Newton's "Famous Blunder"?

Question

On page $225$ of Isaac Newton on Mathematical Certainty and Method by Niccolo Guicciardini (see here for a link), I read

In the following demonstration... Newton made a famous blunder... He wrote, "Case 1. Any rectangle as $AB$ increased by a continual motion, when the halves of the moments ${1\over 2}a$ and ${1\over 2}b$, were lacking from the sides $A$ and $B$, was $A-{1\over 2}a$ multiplied by $B-{1\over 2}b$, or $AB-{1\over 2}aB-{1\over 2}bA+{1\over 4}ab$, and as soon as the sides $A$ and $B$ have been increased by the other halves of the moments; it comes out $A+{1\over 2}a$ multiplied by $B+{1\over 2}b$, or $AB+{1\over 2}aB+{1\over 2}bA+{1\over 4}ab$. Subtract the former rectangle from this rectangle, and there will remain the excess $aB+bA$. Therefore by the total increments $a$ and $b$ of the sides, there is generated the increment $aB+bA$ of the rectangle. Q.E.D."

This reasoning seems perfectly fine to me $-$ what is the "momentous mistake"?

Answer 1

I'm not sure about my "interpretation" of the above discussion, but I'll try with a "long comment".

Newton did not make an "algebraic" mistake.

We have :

$(A+a/2)(B+b/2) = AB + aB/2 + bA/2 + ab/4$

and :

$(A−a/2)(B−b/2) = AB - aB/2 - bA/2 + ab/4$;

thus :

$(A+a/2)(B+b/2) - (A−a/2)(B−b/2) = aB + bA$.

The problem arouse in the "geometrical" interpretation [sorry, but I'm not able to draw the figures ...].

(i) If you draw the rectangle $A \times B$ inside the rectangle $(A + a) \times (B + b)$, you will have that the area of the difference between the two (the so-called gnomon) will be :

$(A + a)(B + b) - AB = aB + bA + ab$.

Thus, in this case, it is not true that the "total increments $a$ and $b$ of the sides [have] generated the increment $aB+bA$ of the rectangle".

(ii) But Newton did it differently.

He draw three rectangles: $A \times B$ with outside it the rectangle $(A + a/2) \times (B + b/2)$ and inside it the rectangle $(A - a/2) \times (B - b/2)$.

Now, if we compute the gnomon described by the "outer" one and the "inner" one, we have that :

$(A+a/2)(B+b/2) - (A−a/2)(B−b/2) = aB + bA$;

I mean that we can check it "geometrically" and not only algebraically.

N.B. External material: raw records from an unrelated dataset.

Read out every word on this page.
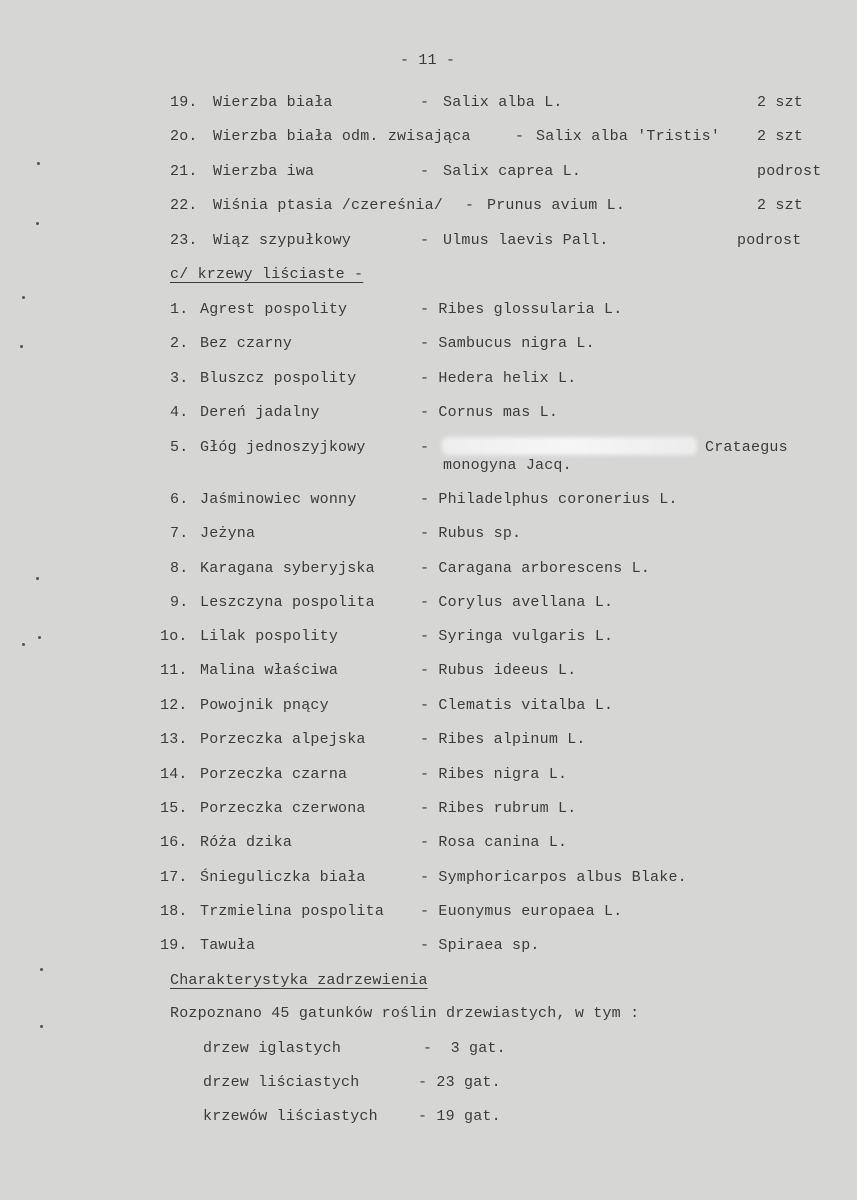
- 11 -
19. Wierzba biała	- Salix alba L.	2 szt
2o. Wierzba biała odm. zwisająca	- Salix alba 'Tristis' 2 szt
21. Wierzba iwa	- Salix caprea L.	podrost
22. Wiśnia ptasia /czereśnia/ - Prunus avium L.	2 szt
23. Wiąz szypułkowy	- Ulmus laevis Pall.	podrost
c/ krzewy liściaste -
1. Agrest pospolity	- Ribes glossularia L.
2. Bez czarny	- Sambucus nigra L.
3. Bluszcz pospolity	- Hedera helix L.
4. Dereń jadalny	- Cornus mas L.
5. Głóg jednoszyjkowy	-	Crataegus
monogyna Jacq.
6. Jaśminowiec wonny	- Philadelphus coronerius L.
7. Jeżyna	- Rubus sp.
8. Karagana syberyjska	- Caragana arborescens L.
9. Leszczyna pospolita	- Corylus avellana L.
1o. Lilak pospolity	- Syringa vulgaris L.
11. Malina właściwa	- Rubus ideeus L.
12. Powojnik pnący	- Clematis vitalba L.
13. Porzeczka alpejska	- Ribes alpinum L.
14. Porzeczka czarna	- Ribes nigra L.
15. Porzeczka czerwona	- Ribes rubrum L.
16. Róża dzika	- Rosa canina L.
17. Śnieguliczka biała	- Symphoricarpos albus Blake.
18. Trzmielina pospolita - Euonymus europaea L.
19. Tawuła	- Spiraea sp.
Charakterystyka zadrzewienia
Rozpoznano 45 gatunków roślin drzewiastych, w tym :
drzew iglastych	-  3 gat.
drzew liściastych	- 23 gat.
krzewów liściastych	- 19 gat.
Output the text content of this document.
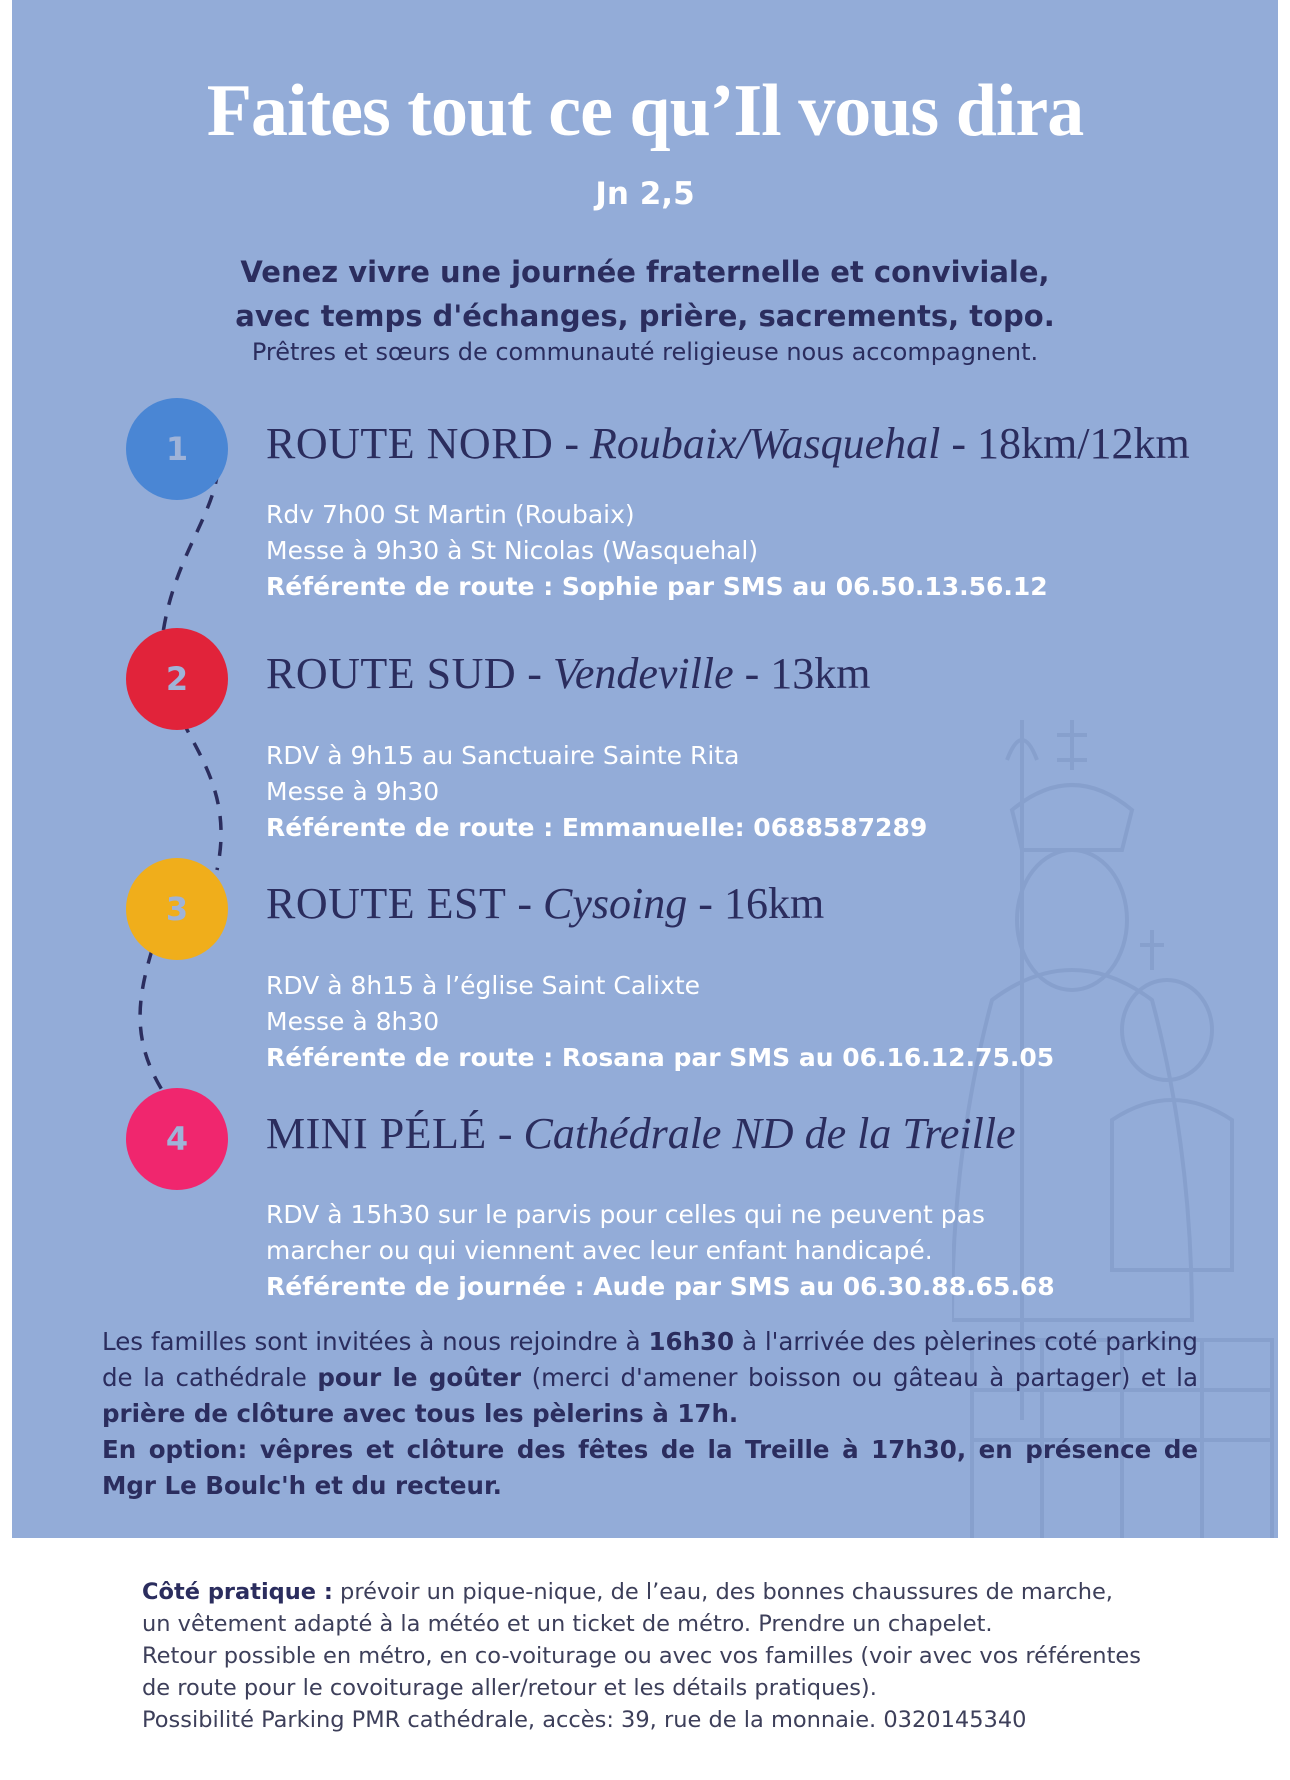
Faites tout ce qu’Il vous dira
Jn 2,5
Venez vivre une journée fraternelle et conviviale,
avec temps d'échanges, prière, sacrements, topo.
Prêtres et sœurs de communauté religieuse nous accompagnent.
1	ROUTE NORD - Roubaix/Wasquehal - 18km/12km
Rdv 7h00 St Martin (Roubaix)
Messe à 9h30 à St Nicolas (Wasquehal)
Référente de route : Sophie par SMS au 06.50.13.56.12
2	ROUTE SUD - Vendeville - 13km
RDV à 9h15 au Sanctuaire Sainte Rita
Messe à 9h30
Référente de route : Emmanuelle: 0688587289
3	ROUTE EST - Cysoing - 16km
RDV à 8h15 à l’église Saint Calixte
Messe à 8h30
Référente de route : Rosana par SMS au 06.16.12.75.05
4	MINI PÉLÉ - Cathédrale ND de la Treille
RDV à 15h30 sur le parvis pour celles qui ne peuvent pas
marcher ou qui viennent avec leur enfant handicapé.
Référente de journée : Aude par SMS au 06.30.88.65.68
Les familles sont invitées à nous rejoindre à 16h30 à l'arrivée des pèlerines coté parking de la cathédrale pour le goûter (merci d'amener boisson ou gâteau à partager) et la prière de clôture avec tous les pèlerins à 17h.
En option: vêpres et clôture des fêtes de la Treille à 17h30, en présence de Mgr Le Boulc'h et du recteur.
Côté pratique : prévoir un pique-nique, de l’eau, des bonnes chaussures de marche,
un vêtement adapté à la météo et un ticket de métro. Prendre un chapelet.
Retour possible en métro, en co-voiturage ou avec vos familles (voir avec vos référentes de route pour le covoiturage aller/retour et les détails pratiques).
Possibilité Parking PMR cathédrale, accès: 39, rue de la monnaie. 0320145340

This is Newton's "trick": to "prove" geometrically that the term $ab$ can be discarded. He has been able to make "disappear" the unwanted second-order "infinitesimal". Of course, the key of the proof lay in its "interpretation" ...

We have to remember that he does not speak of "infinitesimal", contra Leibniz; at the same time, N's "foundations" of its fluxional calculus are at least "debatable" (like Leibniz's one), and they were debated.

See in this regard Jacob Walton's pamphlets in response to George Berkeley's The Analyst (1734); in A Vindication of Sir Isaac Newton [...] (1735) there is a long and convoluted discussion trying to justify N's proof.

See also Carl Boyer, The History of the Calculus and Its Conceptual Development (1949 - Dover reprint), pages 198-199, for comments on N's proof.

Answer 2

This reasoning seems perfectly fine to me − what is the "momentous mistake"?

Ideally, Guicciardini would have elaborated on that, then I wouldn't need to guess.

If the purpose of the section is to establish the differentiability of a product of differentiable functions and the product rule, then Newton's argument has the problem that he computes (more or less)

$$\frac{A\left(x+\frac{h}{2}\right)B\left(x+\frac{h}{2}\right) - A\left(x-\frac{h}{2}\right)B\left(x-\frac{h}{2}\right)}{h},$$

and as we all know, the existence of

$$\lim_{h\downarrow 0} \frac{F\left(x+\frac{h}{2}\right) - F\left(x-\frac{h}{2}\right)}{h}$$

does not imply the differentiability of $F$ in $x$.

If the differentiability of the product is assumed or proven in a different way, the argument is correct to find the product rule.